A representation of $\text{Out}\left(F_{n}\right)$ by counting subwords of cyclic words

TL;DR

This paper introduces a novel subword counting approach to represent the outer automorphism group of free groups, enabling a sequence of finite matrix approximations of automorphisms.

Contribution

It generalizes previous combinatorial methods to construct a faithful, sequence-based representation of Out(Fn) using subword counts and inverse limits.

Findings

Constructs a finite multiset of words for each automorphism and word

Shows the number of subword occurrences depends only on a specific set of words

Provides a sequence of finite matrices approximating each automorphism

Abstract

We generalize the combinatorial approaches of Rapaport and Higgins--Lyndon to the Whitehead algorithm.

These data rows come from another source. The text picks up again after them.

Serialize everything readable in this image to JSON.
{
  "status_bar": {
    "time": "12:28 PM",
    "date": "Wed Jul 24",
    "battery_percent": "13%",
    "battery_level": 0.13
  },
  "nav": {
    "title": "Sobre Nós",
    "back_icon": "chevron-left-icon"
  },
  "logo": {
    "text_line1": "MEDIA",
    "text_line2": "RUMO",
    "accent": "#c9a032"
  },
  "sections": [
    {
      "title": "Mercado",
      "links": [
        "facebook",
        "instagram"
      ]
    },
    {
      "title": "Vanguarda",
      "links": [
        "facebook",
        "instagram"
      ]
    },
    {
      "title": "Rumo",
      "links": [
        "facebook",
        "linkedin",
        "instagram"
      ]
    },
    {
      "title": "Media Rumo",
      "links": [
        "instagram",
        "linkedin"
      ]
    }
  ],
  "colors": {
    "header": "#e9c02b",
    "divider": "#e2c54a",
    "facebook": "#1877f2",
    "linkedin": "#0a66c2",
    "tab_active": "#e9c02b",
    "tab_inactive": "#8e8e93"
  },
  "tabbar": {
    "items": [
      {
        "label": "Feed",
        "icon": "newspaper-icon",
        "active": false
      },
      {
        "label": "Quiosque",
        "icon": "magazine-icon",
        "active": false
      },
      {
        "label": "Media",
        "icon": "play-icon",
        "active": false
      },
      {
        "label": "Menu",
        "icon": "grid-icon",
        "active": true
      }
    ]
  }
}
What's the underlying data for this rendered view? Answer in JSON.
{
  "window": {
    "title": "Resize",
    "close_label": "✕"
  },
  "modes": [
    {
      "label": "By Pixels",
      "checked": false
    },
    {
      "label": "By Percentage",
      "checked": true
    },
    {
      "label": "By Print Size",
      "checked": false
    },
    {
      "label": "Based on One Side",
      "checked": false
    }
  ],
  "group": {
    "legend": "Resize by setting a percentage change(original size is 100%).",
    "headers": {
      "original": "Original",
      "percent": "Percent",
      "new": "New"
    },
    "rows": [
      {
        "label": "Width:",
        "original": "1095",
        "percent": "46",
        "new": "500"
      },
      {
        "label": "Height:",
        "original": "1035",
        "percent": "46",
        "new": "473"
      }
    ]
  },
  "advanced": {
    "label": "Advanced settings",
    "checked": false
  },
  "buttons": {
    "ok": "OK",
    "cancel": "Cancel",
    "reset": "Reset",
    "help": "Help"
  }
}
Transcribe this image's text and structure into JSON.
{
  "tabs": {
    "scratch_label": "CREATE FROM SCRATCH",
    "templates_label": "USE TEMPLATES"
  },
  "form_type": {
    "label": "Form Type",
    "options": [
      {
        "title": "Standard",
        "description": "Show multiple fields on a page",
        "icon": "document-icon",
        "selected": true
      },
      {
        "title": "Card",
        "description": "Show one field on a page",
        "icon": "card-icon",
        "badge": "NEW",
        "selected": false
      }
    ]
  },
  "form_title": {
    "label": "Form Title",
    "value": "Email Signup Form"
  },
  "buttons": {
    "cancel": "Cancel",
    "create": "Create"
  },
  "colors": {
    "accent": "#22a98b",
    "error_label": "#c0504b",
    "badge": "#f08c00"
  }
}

We show that for every automorphism $\varphi$ of a free group $F$ and every word $u\in F$ there exists a finite multiset of words $S_{u,\varphi}$ satisfying the following property: For every cyclic word $w$, the number of times $u$ appears as a subword of $\varphi\left(w\right)$ depends only on the appearances of words in $S_{u,\varphi}$ as subwords of $w$. We use this fact to construct a faithful representation of $\text{Out}\left(F_{n}\right)$ on an inverse limit of $\mathbb{Z}$-modules, so that each automorphism is represented by sequence of finite rectangular matrices, which can be seen as successively better approximations of the automorphism.